Между тем период упадка захватывает без малого полжизни автора. В иных географических пределах, вне привычной среды и контекста, он не мог пожаловаться на творческую невостребованность; и негромким коммерческим успехом был обязан не только портретам, но и вечным «маркизам». Пусть необходимость эксплуатации прежней поэтики им самим переживалась как проклятье («порядочная пошлость эти мои картины, но все хотят именно их»; «опять условие: XVIII век – так, верно, и умру я в XVIII веке»!) – но характерна природа возникновения спроса на то, что давно, – по мнению критиков, еще во второй половине 1910-х годов («в его последних „ретроспективных мечтаниях“ нет былой магической убедительности и не может быть, так как в теперешней русской жизни уже прошло то болезненное брожение, что давало необходимые соки для их, вместе и живой и призрачной, как ночной фейерверк, как радуга, – красоты» – В. Дмитриев), – утратило актуальность. Одно это обстоятельство побуждает откорректировать грустную схему судьбы художника, новым временем обрекаемого лишь на самоповторы и репрезентацию ушедших смыслов.
Откорректировать сначала с общих позиций – например, разобравшись с тем, как стиль модерн в целом латентно содержит и при необходимости легко развивает свои салонные интенции; как отзываются его формальные признаки в европейском «Ар Деко» 1920—1930-х годов. Но здесь же возникает личный момент: сосредоточенность на форме – правильнее сказать, на поверхности, глянцево-непроницаемой и иллюзорно проработанной, столь характерная для «Ар Деко», никогда не была Сомову чужда; этот культ поверхности выглядел для него как культ изобразительного мастерства (с непременными сетованиями на недостаточность школы) и как возможность спрятаться за безусловность мастерства от разного рода романтических – «глубинных» – самооткровений.
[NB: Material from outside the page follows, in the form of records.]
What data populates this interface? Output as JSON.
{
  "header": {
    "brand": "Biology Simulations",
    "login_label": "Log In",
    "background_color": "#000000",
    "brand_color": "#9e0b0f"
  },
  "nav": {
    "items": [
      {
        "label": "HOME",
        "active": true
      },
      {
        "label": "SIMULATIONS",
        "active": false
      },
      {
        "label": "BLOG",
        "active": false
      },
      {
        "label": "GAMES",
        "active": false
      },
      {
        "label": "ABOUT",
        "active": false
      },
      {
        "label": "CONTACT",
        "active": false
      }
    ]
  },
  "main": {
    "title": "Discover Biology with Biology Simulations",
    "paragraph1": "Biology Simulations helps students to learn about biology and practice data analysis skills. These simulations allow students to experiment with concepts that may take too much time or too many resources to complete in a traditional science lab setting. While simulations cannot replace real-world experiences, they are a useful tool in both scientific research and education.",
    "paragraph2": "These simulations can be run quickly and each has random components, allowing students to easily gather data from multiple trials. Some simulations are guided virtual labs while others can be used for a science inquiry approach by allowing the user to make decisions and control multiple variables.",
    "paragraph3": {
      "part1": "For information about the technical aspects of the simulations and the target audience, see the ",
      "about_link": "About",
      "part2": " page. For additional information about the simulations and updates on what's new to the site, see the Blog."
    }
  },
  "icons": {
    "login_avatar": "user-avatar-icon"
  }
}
Можно вспомнить, что уже внутри «Мира искусства», представлявшего собой во многом сообщество дилетантов, он выделялся академической выучкой; потребность брать уроки сохранилась до конца жизни. Болезненно сомневающийся в собственных возможностях («не могу привыкнуть работать без отчаяния и с верой в свои силы»; «я совершенно не понимаю техники масляной живописи»; «не графическая у меня рука – нет легкости и отчеканенности») и столь же болезненно – в надежде на волшебное преображение – длящий процесс изготовления картины («конопатил лица героев до усталости глаз»), Сомов словно бы рассчитывал трудом достичь обретения некоего закона, позволяющего уйти от субъективности, – чтобы не было приступов отчаяния («мне отвратительно мое дилетантство») и потребности уничтожать свои работы (такого рода «казни» осуществлялись им в 1900—1910-х годах периодически – порой выбрасывалось до ста – ста пятидесяти вещей разом). Кстати, он разделял свои вещи на «серьезные» и «продажные» – практика, невозможная для художника романтического склада, но вполне естественная для того, кто сделал ставку на неизменность твердого ремесла и навыка. И уже в подобной позиции есть некий вызов времени – самой идее времени; вызов быстротечной жизни, чреватой переменами, потерями и разрушением ориентиров.
Узнаваемость лица в бесконечной череде сомовских автопортретов (у пухлощекого юноши и пожилого мэтра одинаково настороженный, отчужденный взгляд) – в своем роде угаданная С. Маковским «мечта о мертвом навеки»: пластическая иллюзия оказывается сродни некой ретроспективно ориентированной процедуре, позволяющей преходящему обрести вечный статус. Вне пространственной перспективы и временной динамики собственный облик превращается в объект ностальгических упований, становится средоточием взыскуемой цельности и взыскуемого постоянства. «Скорлупчатая» жесткость телесной материи не позволяет чужому любопытству нарушить психологическое «privacy» героя – зато сама материя одномерная и поверхностная – оказывается единственным подтверждением его существа: и это один из основных проблемных узлов сомовского творчества, вполне драматически отозвавшийся и в частной судьбе автора.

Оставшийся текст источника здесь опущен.